How do pathogens invade the lungs? Using human lung microtissues, a team at the Biozentrum of the University of Basel has uncovered the strategy used by a dangerous pathogen. The bacterium targets specific lung cells and has developed a sophisticated strategy to break through the lungs’ line of defense.
Earlier this year, the WHO published a list of twelve of the world’s most dangerous bacterial pathogens that are resistant to multiple antibiotics and pose a grave threat to human health. This list includes Pseudomonas aeruginosa, a much-feared nosocomial pathogen that causes severe and life-threatening pneumonia. This pathogen is especially threatening to immunocompromised patients and those on mechanical ventilation, with mortality rates up to 50 percent.
The lung barrier is penetrable
Pseudomonas aeruginosa has developed a broad range of strategies to invade the lungs and the body. Researchers led by Prof. Urs Jenal at the Biozentrum, University of Basel, have now gained novel insights into the infection process using lab-grown lung microtissues generated from human stem cells. In the scientific journal “Nature Microbiology,” they describe how Pseudomonas breaches the top layer of lung tissue and invades deeper areas. This study was conducted as part of the National Center of Competence in Research (NCCR) “AntiResist.”
Our lungs are lined by a thin layer of tightly packed cells that protects the deeper layers of lung tissue. The surface is covered with mucus, which traps particles such as microorganisms and is removed from the airways by specialized cells. This layer serves as an effective almost impenetrable barrier against invading pathogens. However, Pseudomonas bacteria have found a way to breach it. But how the pathogen crosses the tissue barrier has remained a mystery until now.
Lung organoids provide new insight into infections in humans
“We have grown human lung microtissues that realistically mimic the infection process inside a patient’s body,” explains Jenal. “These lung models enabled us to uncover the pathogen’s infection strategy. It uses the mucus-producing goblet cells as Trojan horses to invade and cross the barrier tissue. By targeting the goblet cells, which make up only a small part of the lung mucosa, the bacteria can breach the defense line and open the gate.”
With a large arsenal of virulence factors, known as secretion systems, the pathogen specifically attacks and invades the goblet cells, replicates inside the cells and ultimately kills them. The burst of the dead cells leads to ruptures in the tissue layer, making the protective barrier leaky. The pathogens exploit this weak spot: They rapidly colonize the rupture sites and spread into deeper tissue regions.
New sensor for monitoring bacteria
Using human lung organoids, the scientists have been able to elucidate the sophisticated infection strategies of Pseudomonas. However, it remains unclear how the pathogens adapt their behavior during the infection process. For example, they must first be mobile to spread over the tissue surface, then quickly adhere to lung cells upon contact, and later activate their virulence factors. It is known that the bacteria can rapidly change their behavior thanks to small signaling molecules. Until now, however, the technology to study these correlations was not available.

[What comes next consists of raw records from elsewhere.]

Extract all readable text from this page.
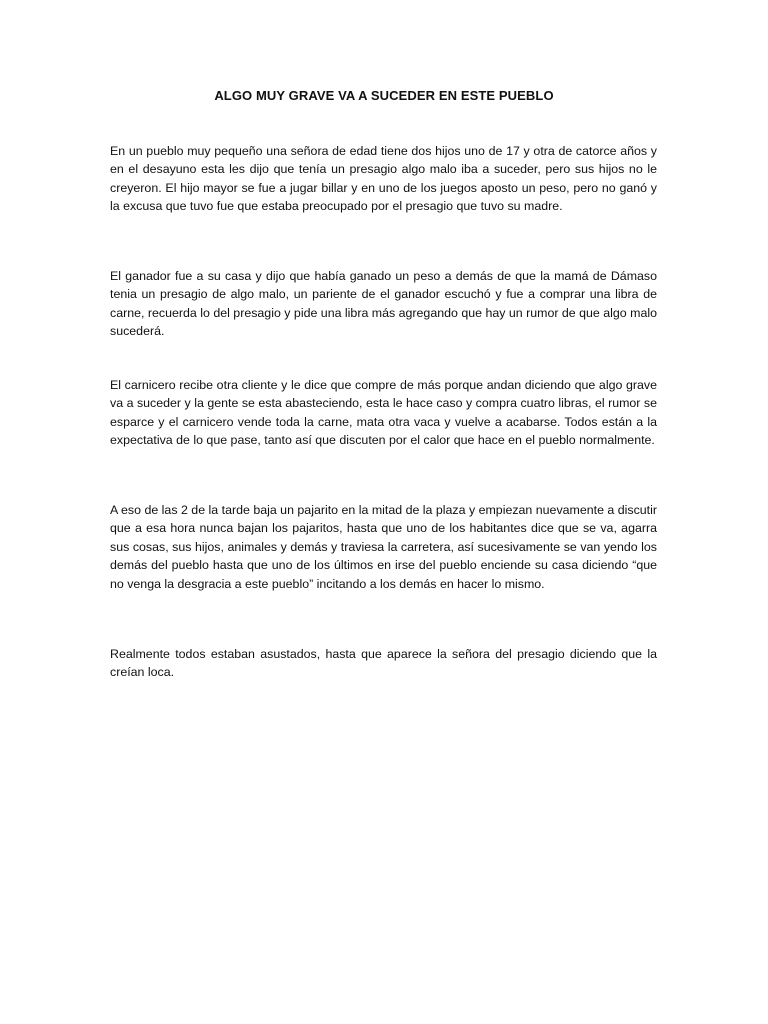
ALGO MUY GRAVE VA A SUCEDER EN ESTE PUEBLO

En un pueblo muy pequeño una señora de edad tiene dos hijos uno de 17 y otra de catorce años y en el desayuno esta les dijo que tenía un presagio algo malo iba a suceder, pero sus hijos no le creyeron. El hijo mayor se fue a jugar billar y en uno de los juegos aposto un peso, pero no ganó y la excusa que tuvo fue que estaba preocupado por el presagio que tuvo su madre.

El ganador fue a su casa y dijo que había ganado un peso a demás de que la mamá de Dámaso tenia un presagio de algo malo, un pariente de el ganador escuchó y fue a comprar una libra de carne, recuerda lo del presagio y pide una libra más agregando que hay un rumor de que algo malo sucederá.

El carnicero recibe otra cliente y le dice que compre de más porque andan diciendo que algo grave va a suceder y la gente se esta abasteciendo, esta le hace caso y compra cuatro libras, el rumor se esparce y el carnicero vende toda la carne, mata otra vaca y vuelve a acabarse. Todos están a la expectativa de lo que pase, tanto así que discuten por el calor que hace en el pueblo normalmente.

A eso de las 2 de la tarde baja un pajarito en la mitad de la plaza y empiezan nuevamente a discutir que a esa hora nunca bajan los pajaritos, hasta que uno de los habitantes dice que se va, agarra sus cosas, sus hijos, animales y demás y traviesa la carretera, así sucesivamente se van yendo los demás del pueblo hasta que uno de los últimos en irse del pueblo enciende su casa diciendo “que no venga la desgracia a este pueblo” incitando a los demás en hacer lo mismo.

Realmente todos estaban asustados, hasta que aparece la señora del presagio diciendo que la creían loca.
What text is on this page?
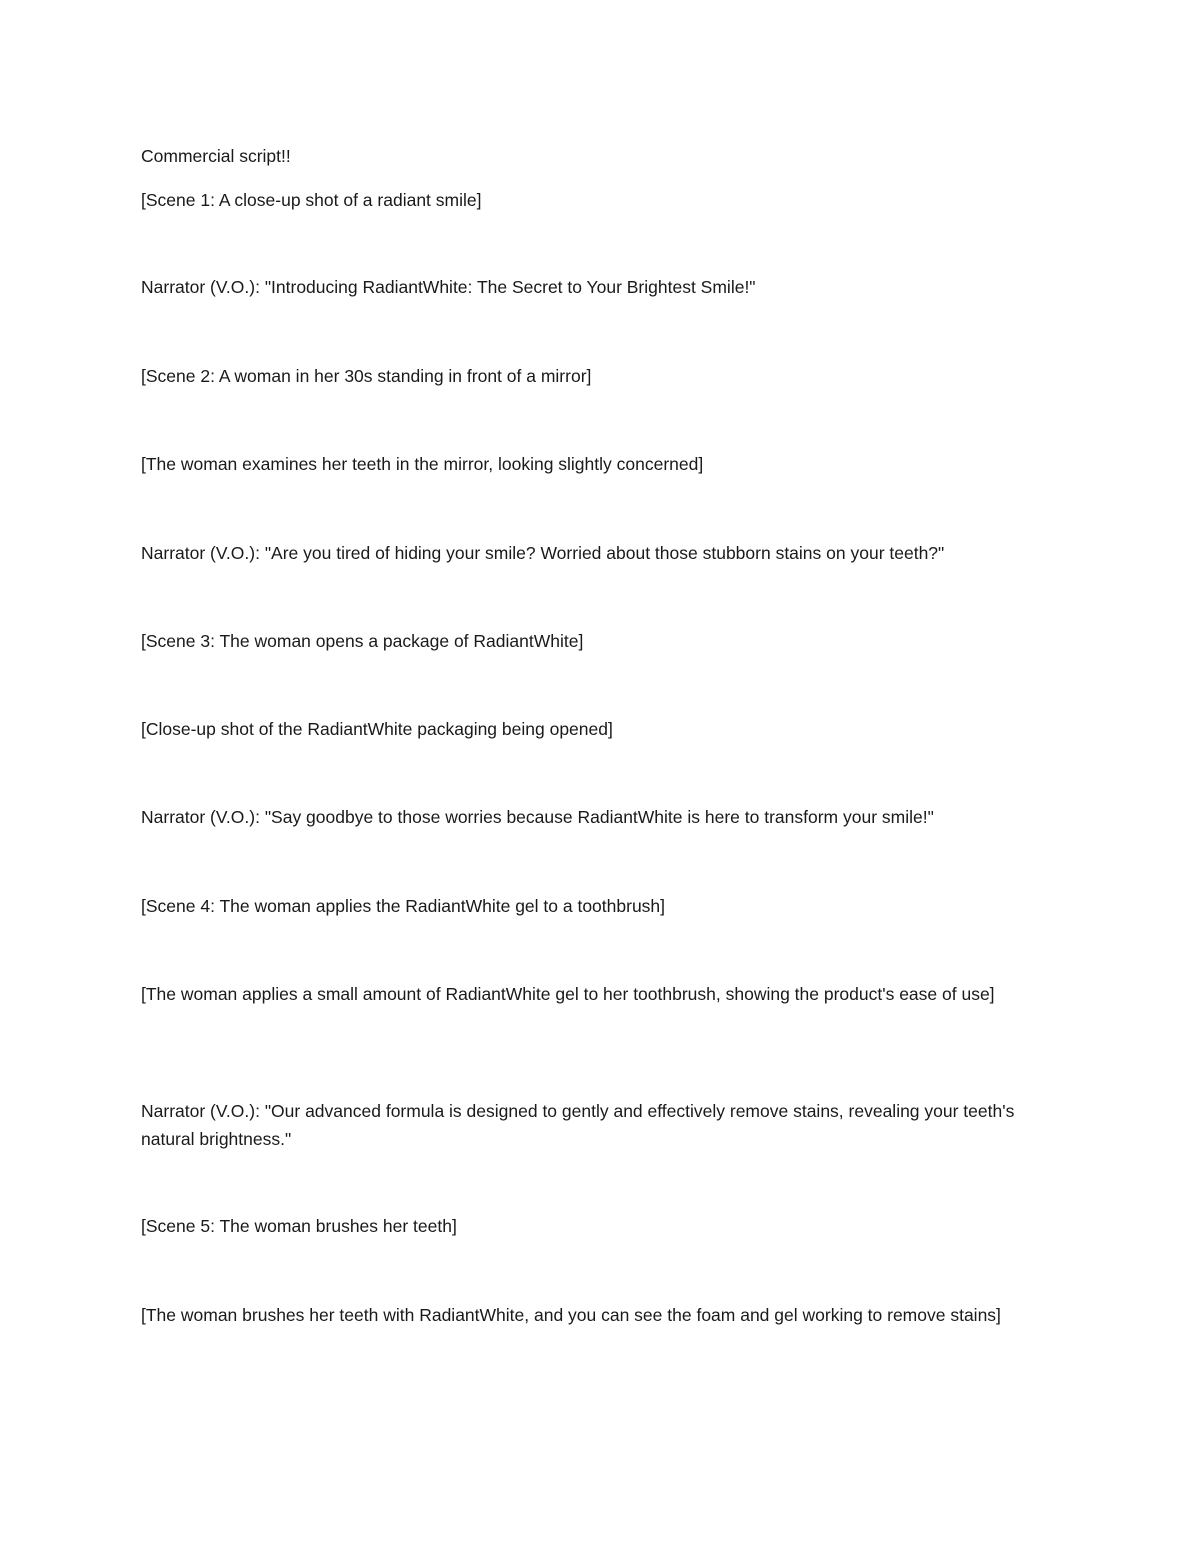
Commercial script!!

[Scene 1: A close-up shot of a radiant smile]

Narrator (V.O.): "Introducing RadiantWhite: The Secret to Your Brightest Smile!"

[Scene 2: A woman in her 30s standing in front of a mirror]

[The woman examines her teeth in the mirror, looking slightly concerned]

Narrator (V.O.): "Are you tired of hiding your smile? Worried about those stubborn stains on your teeth?"

[Scene 3: The woman opens a package of RadiantWhite]

[Close-up shot of the RadiantWhite packaging being opened]

Narrator (V.O.): "Say goodbye to those worries because RadiantWhite is here to transform your smile!"

[Scene 4: The woman applies the RadiantWhite gel to a toothbrush]

[The woman applies a small amount of RadiantWhite gel to her toothbrush, showing the product's ease of use]

Narrator (V.O.): "Our advanced formula is designed to gently and effectively remove stains, revealing your teeth's natural brightness."

[Scene 5: The woman brushes her teeth]

[The woman brushes her teeth with RadiantWhite, and you can see the foam and gel working to remove stains]
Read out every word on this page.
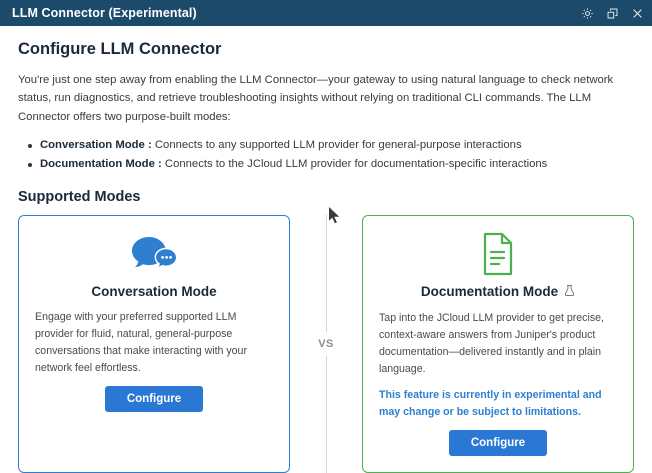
LLM Connector (Experimental)
Configure LLM Connector

You're just one step away from enabling the LLM Connector—your gateway to using natural language to check network status, run diagnostics, and retrieve troubleshooting insights without relying on traditional CLI commands. The LLM Connector offers two purpose-built modes:

Conversation Mode : Connects to any supported LLM provider for general-purpose interactions
Documentation Mode : Connects to the JCloud LLM provider for documentation-specific interactions
Supported Modes
Conversation Mode
Engage with your preferred supported LLM provider for fluid, natural, general-purpose conversations that make interacting with your network feel effortless.
Configure
VS
Documentation Mode
Tap into the JCloud LLM provider to get precise, context-aware answers from Juniper's product documentation—delivered instantly and in plain language.
This feature is currently in experimental and may change or be subject to limitations.
Configure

Jenal’s team has now developed a biosensor to measure and track a small signaling molecule called c-di-GMP in individual bacteria. The method was recently described in Nature Communications. “This is a technological breakthrough,” says Jenal. “Now we can monitor in real time and with high resolution how this signaling molecule is regulated during infection and how it controls the pathogen’s virulence. We now have a detailed view on when and where individual bacterial cells activate certain programs to regulate their behavior. This method enables us to investigate lung infections in more detail.”
Organ models mimic conditions in patients
“Thanks to the development of human lung organoids, we now have a much better understanding of how the pathogens behave in human tissue and presumably in patients,” emphasizes Jenal. “This brings us a big step closer to the goal of NCCR AntiResist.” Organoids of the human lung and other organs like the bladder allow the researchers to study the effects of antibiotics in tissue, for example, identifying where and how bacteria survive during treatment. Such organ models will be indispensable in the future for developing new and effective strategies to combat pathogens.